Ma quanto è difficile perdonarci? Quando ci addossiamo tutte le responsabilità e tutte le colpe, quanto è difficile riuscire a vedere la situazione da un'altra prospettiva e dirsi che quello che stiamo facendo è davvero l'unica cosa che possiamo fare in quel momento? Da qualche tempo ho riscoperto il piacere di girare in bicicletta. Era una cosa che facevo quotidianamente quando ero piccola e gran parte dei pomeriggi soleggiati li passavo a girare nei boschi in bici con le amiche. Adesso, mentre porto Vera all'asilo, vedo altri in bicicletta che corrono, suonano, sono di fretta. Io, che ho sempre associato la bicicletta al piacere e al gioco, mi domando come mai spesso ci facciamo prendere dalla fretta, come mai cerchiamo di non perdere neanche un secondo del nostro tempo e corriamo corriamo...
Mia mamma, qualche giorno fa, mentre stava giocando con Vera, mi ha detto che quando andava a lavorare non "aveva mai il tempo" per giocare con noi. Perché era stanca, perché c'era sempre qualche altra faccenda da sbrigare, perché il dovere veniva sempre prima.
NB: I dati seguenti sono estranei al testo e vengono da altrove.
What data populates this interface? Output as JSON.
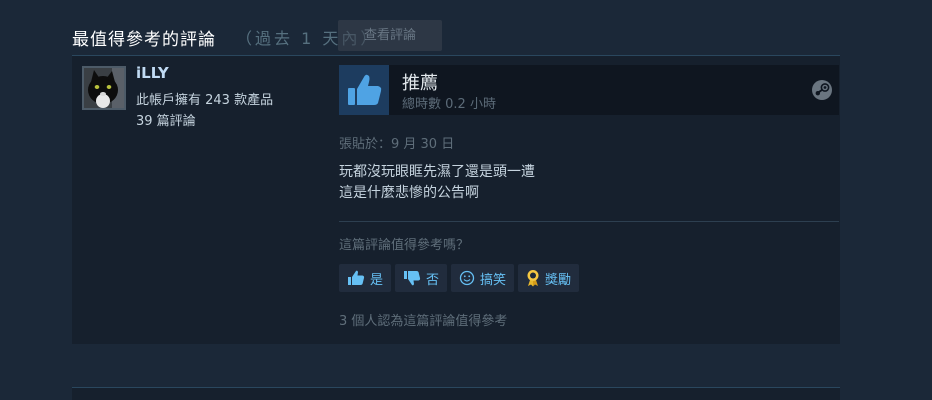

Credo che sia tutto una questione di equilibrio: il tempo è lì, è certo e scorre. Sta a noi decidere quando accelerare e quando invece rallentare. Abbiamo scoperto che a Vera piace molto ballare. Lo fa a modo suo, muovendo piedi e mani, e spesso imitando i gesti degli adulti. Lei si diverte molto e pure io, un po' per la comicità dei suoi gesti, a tratti infantilmente goffi, un po' perché la vedo contenta e sorridente.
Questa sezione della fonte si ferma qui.